Third Rock Ventures, a well-known funder of biotech startups, announced the closure of a billion-dollar fund recently that would be used to create and grow new life sciences businesses.
The fund, Third Rock’s sixth, is introduced in the midst of a substantial drop in the biotech stock market, raising concerns about venture firms’ capacity to raise new funding and earn returns on their investments. Indeed, the two primary ways early biotech investors generate returns, through initial public offerings and acquisitions, have suffered reductions over the last year or so.
Despite the market downturn, some venture capital firms have raised record amounts for additional life sciences investments. In March this year, Atlas Ventures, which has backed companies such as Actelion and Alnylam Pharmaceuticals, announced the closing of its largest-ever biotech fund, totaling $450 million. Three months later, the Third Rock team has followed suit with a $1.1 billion fund that will support the formation of roughly ten startups.
The last few months have been a challenging time, said Jeffrey Tong, one of Third Rock’s partners. However, on the side of company formation, they simply have a very core following of limited partners who are investing over a long time horizon. Third Rock, which was founded in 2007, claims to have raised nearly $4 billion and invested in more than 60 companies. The company has a three-year fundraising cycle, having previously raised $770mn in 2019, $616mn in 2016, and $516mn in 2013. Each cycle’s goal has been to help around ten startups.

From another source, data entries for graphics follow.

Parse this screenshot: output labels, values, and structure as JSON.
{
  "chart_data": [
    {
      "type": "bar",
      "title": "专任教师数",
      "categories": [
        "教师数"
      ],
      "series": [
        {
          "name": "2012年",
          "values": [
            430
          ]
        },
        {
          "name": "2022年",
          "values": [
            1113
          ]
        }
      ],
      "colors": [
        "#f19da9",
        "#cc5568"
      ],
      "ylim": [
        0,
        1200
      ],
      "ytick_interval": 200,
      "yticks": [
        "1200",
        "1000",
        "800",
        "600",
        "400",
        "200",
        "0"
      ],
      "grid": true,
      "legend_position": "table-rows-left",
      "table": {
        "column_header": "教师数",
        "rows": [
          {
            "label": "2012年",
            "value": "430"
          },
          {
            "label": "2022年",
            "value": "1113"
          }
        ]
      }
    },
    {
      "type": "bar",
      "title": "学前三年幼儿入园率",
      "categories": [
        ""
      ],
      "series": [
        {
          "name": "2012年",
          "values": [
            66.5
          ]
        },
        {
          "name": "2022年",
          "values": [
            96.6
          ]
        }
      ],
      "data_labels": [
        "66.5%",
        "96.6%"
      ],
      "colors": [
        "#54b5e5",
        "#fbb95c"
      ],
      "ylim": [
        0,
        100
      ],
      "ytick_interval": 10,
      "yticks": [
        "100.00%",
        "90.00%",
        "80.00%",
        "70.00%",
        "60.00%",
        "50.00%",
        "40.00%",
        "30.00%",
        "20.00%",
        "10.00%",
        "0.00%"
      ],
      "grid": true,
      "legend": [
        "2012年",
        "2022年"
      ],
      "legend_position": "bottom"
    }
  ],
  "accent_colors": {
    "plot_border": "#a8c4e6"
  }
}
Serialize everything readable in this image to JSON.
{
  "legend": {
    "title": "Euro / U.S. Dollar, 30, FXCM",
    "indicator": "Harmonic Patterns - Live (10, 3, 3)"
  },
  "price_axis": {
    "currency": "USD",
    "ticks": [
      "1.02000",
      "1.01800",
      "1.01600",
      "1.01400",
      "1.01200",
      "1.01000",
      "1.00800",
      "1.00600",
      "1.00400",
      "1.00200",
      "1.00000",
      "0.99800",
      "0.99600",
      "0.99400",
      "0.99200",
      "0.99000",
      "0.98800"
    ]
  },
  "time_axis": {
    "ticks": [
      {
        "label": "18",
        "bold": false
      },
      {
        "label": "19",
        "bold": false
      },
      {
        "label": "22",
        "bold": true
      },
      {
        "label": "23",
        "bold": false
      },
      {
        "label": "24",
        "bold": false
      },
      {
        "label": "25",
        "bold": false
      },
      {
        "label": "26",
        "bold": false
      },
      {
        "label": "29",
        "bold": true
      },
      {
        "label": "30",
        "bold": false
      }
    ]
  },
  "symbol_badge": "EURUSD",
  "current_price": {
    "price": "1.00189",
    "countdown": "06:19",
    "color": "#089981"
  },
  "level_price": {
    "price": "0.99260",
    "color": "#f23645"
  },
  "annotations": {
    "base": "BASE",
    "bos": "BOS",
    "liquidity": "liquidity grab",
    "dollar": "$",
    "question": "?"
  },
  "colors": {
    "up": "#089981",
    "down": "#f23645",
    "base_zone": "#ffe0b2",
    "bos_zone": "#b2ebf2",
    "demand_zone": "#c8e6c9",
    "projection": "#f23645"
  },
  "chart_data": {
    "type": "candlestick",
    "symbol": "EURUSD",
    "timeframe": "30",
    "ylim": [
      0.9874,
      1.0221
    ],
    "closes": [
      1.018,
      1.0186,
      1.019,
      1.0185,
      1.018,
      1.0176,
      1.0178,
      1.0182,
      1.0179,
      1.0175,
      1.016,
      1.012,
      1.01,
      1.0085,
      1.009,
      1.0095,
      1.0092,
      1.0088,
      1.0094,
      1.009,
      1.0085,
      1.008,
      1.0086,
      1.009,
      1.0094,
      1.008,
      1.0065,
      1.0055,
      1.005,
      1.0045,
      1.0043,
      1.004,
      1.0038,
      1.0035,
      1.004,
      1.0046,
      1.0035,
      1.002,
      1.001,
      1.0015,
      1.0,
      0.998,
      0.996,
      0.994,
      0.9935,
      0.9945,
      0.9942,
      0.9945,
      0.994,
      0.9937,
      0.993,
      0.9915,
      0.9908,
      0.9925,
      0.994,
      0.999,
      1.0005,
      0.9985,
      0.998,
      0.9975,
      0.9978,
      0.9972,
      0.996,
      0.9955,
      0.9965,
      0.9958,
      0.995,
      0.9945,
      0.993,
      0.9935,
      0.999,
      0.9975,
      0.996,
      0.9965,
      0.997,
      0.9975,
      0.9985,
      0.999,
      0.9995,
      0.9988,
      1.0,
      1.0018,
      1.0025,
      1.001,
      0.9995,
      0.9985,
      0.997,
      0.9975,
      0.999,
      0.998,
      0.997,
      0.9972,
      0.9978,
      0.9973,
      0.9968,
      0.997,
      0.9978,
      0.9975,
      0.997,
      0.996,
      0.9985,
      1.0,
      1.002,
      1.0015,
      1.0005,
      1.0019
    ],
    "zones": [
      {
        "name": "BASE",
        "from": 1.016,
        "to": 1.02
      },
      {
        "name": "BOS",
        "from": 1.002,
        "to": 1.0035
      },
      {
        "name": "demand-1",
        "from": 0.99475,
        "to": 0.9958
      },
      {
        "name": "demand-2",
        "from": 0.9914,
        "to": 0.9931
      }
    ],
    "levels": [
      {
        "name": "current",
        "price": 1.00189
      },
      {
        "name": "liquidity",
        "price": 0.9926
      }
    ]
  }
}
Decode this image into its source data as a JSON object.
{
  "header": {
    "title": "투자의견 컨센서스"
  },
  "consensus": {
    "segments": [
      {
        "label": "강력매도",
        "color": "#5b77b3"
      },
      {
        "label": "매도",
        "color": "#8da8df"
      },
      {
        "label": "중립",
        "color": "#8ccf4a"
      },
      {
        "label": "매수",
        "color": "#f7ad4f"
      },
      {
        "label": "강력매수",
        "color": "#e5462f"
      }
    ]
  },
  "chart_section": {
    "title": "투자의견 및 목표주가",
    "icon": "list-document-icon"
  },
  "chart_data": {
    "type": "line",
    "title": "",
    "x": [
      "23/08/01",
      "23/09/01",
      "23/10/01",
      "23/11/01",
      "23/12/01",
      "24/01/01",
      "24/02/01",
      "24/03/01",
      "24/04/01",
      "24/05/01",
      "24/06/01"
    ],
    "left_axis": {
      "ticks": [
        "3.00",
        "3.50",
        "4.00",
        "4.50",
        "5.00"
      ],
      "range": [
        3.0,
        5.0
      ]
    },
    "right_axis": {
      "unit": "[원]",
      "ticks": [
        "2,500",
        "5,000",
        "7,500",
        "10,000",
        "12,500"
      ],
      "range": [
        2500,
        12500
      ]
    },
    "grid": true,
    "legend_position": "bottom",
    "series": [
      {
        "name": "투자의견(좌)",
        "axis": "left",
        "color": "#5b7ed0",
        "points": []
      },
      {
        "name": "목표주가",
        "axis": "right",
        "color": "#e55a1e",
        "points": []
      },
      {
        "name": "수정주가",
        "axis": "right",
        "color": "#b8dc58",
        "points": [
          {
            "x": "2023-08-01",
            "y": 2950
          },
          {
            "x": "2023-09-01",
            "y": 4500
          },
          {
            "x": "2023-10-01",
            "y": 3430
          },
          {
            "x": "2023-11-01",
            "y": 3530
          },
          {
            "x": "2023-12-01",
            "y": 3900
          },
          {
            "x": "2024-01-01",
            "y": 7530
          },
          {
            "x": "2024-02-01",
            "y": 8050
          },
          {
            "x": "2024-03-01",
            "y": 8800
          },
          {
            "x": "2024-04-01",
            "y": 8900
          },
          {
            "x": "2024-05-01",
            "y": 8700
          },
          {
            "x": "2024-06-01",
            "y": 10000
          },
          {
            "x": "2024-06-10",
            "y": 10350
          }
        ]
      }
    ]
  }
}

According to partner and chief operating officer at Third Rock, Kevin Gillis, the latest fund was raised between March and May after the company formally chose to continue it last fall. The biotech stock market had only recently begun to fall after reaching new highs when the COVID-19 pandemic drew attention to healthcare. However, in the months since, the decline has become much more pronounced. Since November, the XBI, a well-known biotech stock index, has lost more than half of its value. Fearing that new funding will be tough to come by, many smaller pharma companies are turning to cost-cutting measures.
Larger market patterns and concerns do come up in meetings with limited partners, according to Tong. Third Rock and its investors, on the other hand, are unconcerned, he added, because the firm’s investments are often held for a longer period of time.
For that purpose, Gillis observed that the sixth fund included nearly all of the firm’s core limited partners and some new ones. These cycles have happened previously, Tong added. Over the previous few years, they have had a really good cycle. But, as is typical of the biotech industry, there are multiyear booms followed by dry spells. And they develop businesses to withstand both scenarios.
Third Rock was created in 2008, just before another severe downturn in the biotech markets. The opportunity for nascent biotechs to go public, referred to as the IPO window, was nearly non-existent at the time. They entered the fall of 2008 in a really terrible financial situation, Gillis explained. However, there was a demand for the types of firms that they were establishing, he added. They believe the limited partners see today’s environment as an equally favourable moment to deploy additional capital.
Nonetheless, the tough funding climate is influencing Third Rock’s investment strategy to some extent. Tong explained that the firm is now looking to establish businesses that are a little bit more grown up at the time of launch. According to Tong, such businesses would be on schedule to get a lead medication programme into human testing in two years from launch, as opposed to some past Third Rock investments, which took four to five years.
Third Rock’s new fund will give the Series A funding that biotech businesses generally disclose when they launch, as well as follow-on funding to help them grow. Additionally, part of the new funds will be used to fund companies founded by the firm’s fifth fund. Third Rock, like Flagship Pioneering, which established Moderna and a slew of other biotechs, has shifted its focus to autonomously fostering businesses over the years.
Third Rock has been doing a bit more syndication with its fifth fund, and now into its sixth, allowing other venture companies to invest early in its enterprises. According to Tong, the move was made in the hopes that the market would eventually correct itself after the recent surge, and that recurrence would make certain companies a little more resilient. According to Tong, Third Rock has set aside a “little sleeve” of funds for “developing enterprises” outside the firm.